IV.  QUESTION EN LITIGE

[8]  Il s’agit ici de déterminer si la SAI, en concluant comme elle l’a fait, a commis une erreur justifiant l’intervention de la Cour.

[9]  Pour les motifs qui suivent, j’estime qu’il n’y a pas lieu d’intervenir.

V.  ANALYSE

A.  La définition applicable d’enfant à charge

[10]  Je note, d’entrée de jeu, que la demanderesse ne parait pas avoir remis en cause, devant la SAI, la conclusion de l’agent de migration voulant que son fils ne rencontrait pas la définition d’enfant à charge applicable à son cas, soit, selon l’agent, celle en vigueur au moment où la demande de parrainage et la demande de résidence permanente de Don Stanley ont été soumises aux autorités de CIC. La demanderesse s’est plutôt limitée à faire valoir que ladite demande devrait être reçue pour des considérations d’ordre humanitaire.

[11]  Pourtant, dans la lettre que la SAI a fait parvenir à la demanderesse, en date du 16 janvier 2019, dans le but de lui « explique[r] la procédure à suivre pour que [la SAI] puiss[e] régler [son] appel le plus tôt possible », la demanderesse était invitée à présenter des arguments par écrit pour démontrer que la personne qu’elle souhaitait parrainer rencontrait la définition d’enfant à charge (Dossier certifié du tribunal [DCT] aux p. 82-83).

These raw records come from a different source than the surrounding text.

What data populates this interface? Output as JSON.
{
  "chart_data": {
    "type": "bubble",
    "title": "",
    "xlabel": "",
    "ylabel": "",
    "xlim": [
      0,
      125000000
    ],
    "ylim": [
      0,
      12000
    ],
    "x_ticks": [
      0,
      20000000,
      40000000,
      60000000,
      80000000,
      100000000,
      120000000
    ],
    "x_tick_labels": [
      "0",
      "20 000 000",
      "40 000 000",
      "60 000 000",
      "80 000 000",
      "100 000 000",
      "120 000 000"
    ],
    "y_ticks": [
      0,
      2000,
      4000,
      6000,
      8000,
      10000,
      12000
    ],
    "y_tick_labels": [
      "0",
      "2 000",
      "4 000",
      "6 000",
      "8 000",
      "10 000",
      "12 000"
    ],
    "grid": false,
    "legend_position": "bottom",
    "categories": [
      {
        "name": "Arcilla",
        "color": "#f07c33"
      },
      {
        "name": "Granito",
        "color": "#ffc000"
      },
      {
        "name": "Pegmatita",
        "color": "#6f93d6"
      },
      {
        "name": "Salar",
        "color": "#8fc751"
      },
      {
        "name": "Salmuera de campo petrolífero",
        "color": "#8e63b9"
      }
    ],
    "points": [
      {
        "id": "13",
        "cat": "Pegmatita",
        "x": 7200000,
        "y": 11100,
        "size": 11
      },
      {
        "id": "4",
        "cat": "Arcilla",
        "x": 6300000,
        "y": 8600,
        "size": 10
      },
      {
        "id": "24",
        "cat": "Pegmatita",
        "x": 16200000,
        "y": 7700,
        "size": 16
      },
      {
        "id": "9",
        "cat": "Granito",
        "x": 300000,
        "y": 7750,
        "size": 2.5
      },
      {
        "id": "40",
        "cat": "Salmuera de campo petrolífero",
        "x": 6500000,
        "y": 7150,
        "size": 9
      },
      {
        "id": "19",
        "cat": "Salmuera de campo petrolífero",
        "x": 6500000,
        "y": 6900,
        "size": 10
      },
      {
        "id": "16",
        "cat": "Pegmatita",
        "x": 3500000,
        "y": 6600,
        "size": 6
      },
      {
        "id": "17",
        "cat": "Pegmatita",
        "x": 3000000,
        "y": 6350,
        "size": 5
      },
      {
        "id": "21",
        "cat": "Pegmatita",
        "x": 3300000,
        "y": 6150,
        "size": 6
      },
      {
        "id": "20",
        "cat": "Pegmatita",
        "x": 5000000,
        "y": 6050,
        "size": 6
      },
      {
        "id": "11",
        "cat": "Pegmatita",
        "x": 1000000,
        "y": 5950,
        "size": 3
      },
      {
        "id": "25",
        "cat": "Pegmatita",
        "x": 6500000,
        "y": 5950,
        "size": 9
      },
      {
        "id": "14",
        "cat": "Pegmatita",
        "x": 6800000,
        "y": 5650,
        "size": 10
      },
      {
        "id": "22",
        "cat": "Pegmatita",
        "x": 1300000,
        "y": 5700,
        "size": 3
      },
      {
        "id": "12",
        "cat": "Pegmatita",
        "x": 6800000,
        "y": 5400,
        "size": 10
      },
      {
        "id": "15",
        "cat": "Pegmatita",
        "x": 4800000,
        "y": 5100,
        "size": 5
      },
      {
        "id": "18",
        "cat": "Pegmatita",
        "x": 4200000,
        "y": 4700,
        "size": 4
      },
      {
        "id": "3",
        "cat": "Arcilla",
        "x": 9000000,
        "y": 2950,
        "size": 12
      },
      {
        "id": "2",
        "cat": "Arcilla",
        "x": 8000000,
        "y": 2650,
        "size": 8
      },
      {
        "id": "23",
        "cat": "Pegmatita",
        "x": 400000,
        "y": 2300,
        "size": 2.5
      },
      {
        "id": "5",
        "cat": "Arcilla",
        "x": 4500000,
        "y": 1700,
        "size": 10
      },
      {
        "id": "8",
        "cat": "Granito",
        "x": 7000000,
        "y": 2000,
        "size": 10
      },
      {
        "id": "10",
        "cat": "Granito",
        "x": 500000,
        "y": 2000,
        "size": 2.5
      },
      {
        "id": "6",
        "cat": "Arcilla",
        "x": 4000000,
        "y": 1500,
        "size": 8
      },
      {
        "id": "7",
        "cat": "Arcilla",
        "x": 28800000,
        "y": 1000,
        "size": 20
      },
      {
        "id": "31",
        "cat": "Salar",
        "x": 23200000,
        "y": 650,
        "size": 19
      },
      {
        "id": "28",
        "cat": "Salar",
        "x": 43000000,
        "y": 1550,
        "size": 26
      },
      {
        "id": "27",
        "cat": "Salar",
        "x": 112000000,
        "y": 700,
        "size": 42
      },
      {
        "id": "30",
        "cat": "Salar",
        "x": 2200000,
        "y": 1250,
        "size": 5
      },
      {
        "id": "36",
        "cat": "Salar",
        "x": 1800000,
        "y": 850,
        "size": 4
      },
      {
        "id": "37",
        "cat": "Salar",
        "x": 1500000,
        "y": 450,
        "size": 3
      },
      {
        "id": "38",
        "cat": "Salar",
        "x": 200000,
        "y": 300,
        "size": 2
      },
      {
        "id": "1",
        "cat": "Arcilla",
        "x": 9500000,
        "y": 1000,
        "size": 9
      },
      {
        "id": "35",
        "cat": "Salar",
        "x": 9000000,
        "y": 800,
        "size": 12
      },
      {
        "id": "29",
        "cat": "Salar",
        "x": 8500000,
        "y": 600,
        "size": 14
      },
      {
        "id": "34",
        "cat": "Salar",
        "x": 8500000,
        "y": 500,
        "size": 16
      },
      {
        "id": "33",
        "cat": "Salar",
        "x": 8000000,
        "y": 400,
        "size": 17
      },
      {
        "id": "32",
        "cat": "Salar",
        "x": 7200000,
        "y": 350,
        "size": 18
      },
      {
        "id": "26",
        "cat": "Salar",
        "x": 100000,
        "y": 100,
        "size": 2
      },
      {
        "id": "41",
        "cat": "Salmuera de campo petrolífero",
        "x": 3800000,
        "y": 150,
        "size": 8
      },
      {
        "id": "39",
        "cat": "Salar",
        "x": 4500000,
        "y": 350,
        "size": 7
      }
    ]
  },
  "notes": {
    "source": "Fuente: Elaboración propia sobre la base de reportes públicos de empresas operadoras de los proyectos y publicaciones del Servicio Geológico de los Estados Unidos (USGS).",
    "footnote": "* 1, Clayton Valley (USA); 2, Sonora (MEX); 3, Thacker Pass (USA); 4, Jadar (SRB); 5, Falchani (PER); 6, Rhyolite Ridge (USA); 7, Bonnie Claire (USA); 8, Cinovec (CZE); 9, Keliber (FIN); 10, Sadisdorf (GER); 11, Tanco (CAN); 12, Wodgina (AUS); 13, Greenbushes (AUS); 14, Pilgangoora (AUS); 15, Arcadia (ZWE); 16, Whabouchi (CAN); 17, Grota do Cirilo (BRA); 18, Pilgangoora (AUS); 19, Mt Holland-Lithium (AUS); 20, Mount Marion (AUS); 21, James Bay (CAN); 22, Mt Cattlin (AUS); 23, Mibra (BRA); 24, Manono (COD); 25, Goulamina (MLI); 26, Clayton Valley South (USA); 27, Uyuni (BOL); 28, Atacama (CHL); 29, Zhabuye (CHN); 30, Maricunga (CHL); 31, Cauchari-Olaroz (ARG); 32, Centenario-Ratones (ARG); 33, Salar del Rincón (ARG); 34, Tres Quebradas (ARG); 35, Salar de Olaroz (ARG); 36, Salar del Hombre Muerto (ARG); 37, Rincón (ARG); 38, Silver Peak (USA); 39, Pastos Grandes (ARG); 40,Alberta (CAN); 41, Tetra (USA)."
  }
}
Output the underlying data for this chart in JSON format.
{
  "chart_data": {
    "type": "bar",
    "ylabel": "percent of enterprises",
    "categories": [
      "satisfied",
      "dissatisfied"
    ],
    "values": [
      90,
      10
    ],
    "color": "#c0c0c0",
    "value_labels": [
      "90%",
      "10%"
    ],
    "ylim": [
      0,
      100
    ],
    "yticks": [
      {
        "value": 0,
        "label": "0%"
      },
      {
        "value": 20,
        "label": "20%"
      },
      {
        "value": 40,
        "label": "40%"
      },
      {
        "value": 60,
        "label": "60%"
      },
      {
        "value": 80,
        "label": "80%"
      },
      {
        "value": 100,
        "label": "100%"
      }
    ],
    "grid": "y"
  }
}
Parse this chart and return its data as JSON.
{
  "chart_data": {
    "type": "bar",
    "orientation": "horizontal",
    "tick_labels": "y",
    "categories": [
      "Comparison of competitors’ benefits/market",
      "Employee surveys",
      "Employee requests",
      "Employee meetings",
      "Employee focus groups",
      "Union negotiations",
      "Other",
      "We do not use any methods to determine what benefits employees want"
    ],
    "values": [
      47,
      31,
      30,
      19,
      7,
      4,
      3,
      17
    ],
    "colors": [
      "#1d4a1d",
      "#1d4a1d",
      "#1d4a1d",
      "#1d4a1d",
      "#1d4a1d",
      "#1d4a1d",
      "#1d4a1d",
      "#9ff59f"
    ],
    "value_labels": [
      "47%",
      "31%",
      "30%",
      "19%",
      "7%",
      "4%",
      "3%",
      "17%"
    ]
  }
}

Comme je viens de le mentionner, par le biais d’une missive signée par son procureur et datée du 5 février 2019, la demanderesse n’a présenté aucun argument de cette nature, préférant centrer ses efforts à étayer les considérations d’ordre humanitaire pouvant militer en faveur de l’octroi de sa demande de parrainage (DCT p. 85-86).

[12]  Cela explique, je pense, le passage de la décision de la SAI où celle-ci souligne que la demanderesse « admet que [son fils] ne répondait pas à la définition d’enfant à charge » et conclut qu’elle n’a donc pas démontré, selon la prépondérance des probabilités, que son fils était un enfant à charge au sens du Règlement (Décision de la SAI, DCT aux para 3 et 5). Cela explique aussi, que la SAI se soit déclarée sans compétence, en raison du libellé de l’article 65 de la Loi, pour examiner la demande de parrainage sous l’angle en vertu duquel la demanderesse l’invitait à le faire, soit sous celui de considérations d’ordre humanitaire.

[13]  Bien qu’un appel devant la SAI soit de novo, encore faut-il que l’exercice se fasse à la lumière des reproches que l’on adresse au décideur administratif de premier niveau dont la décision se retrouve devant la SAI. Ici, l’appel ne semblait porter que sur la question des considérations humanitaires militant en faveur d’une issue favorable à la demande de parrainage. Il est difficile, dans un tel contexte, de reprocher à la SAI d’avoir conclu comme elle l’a fait. Cela, à mon sens, suffirait normalement pour disposer du présent contrôle judiciaire.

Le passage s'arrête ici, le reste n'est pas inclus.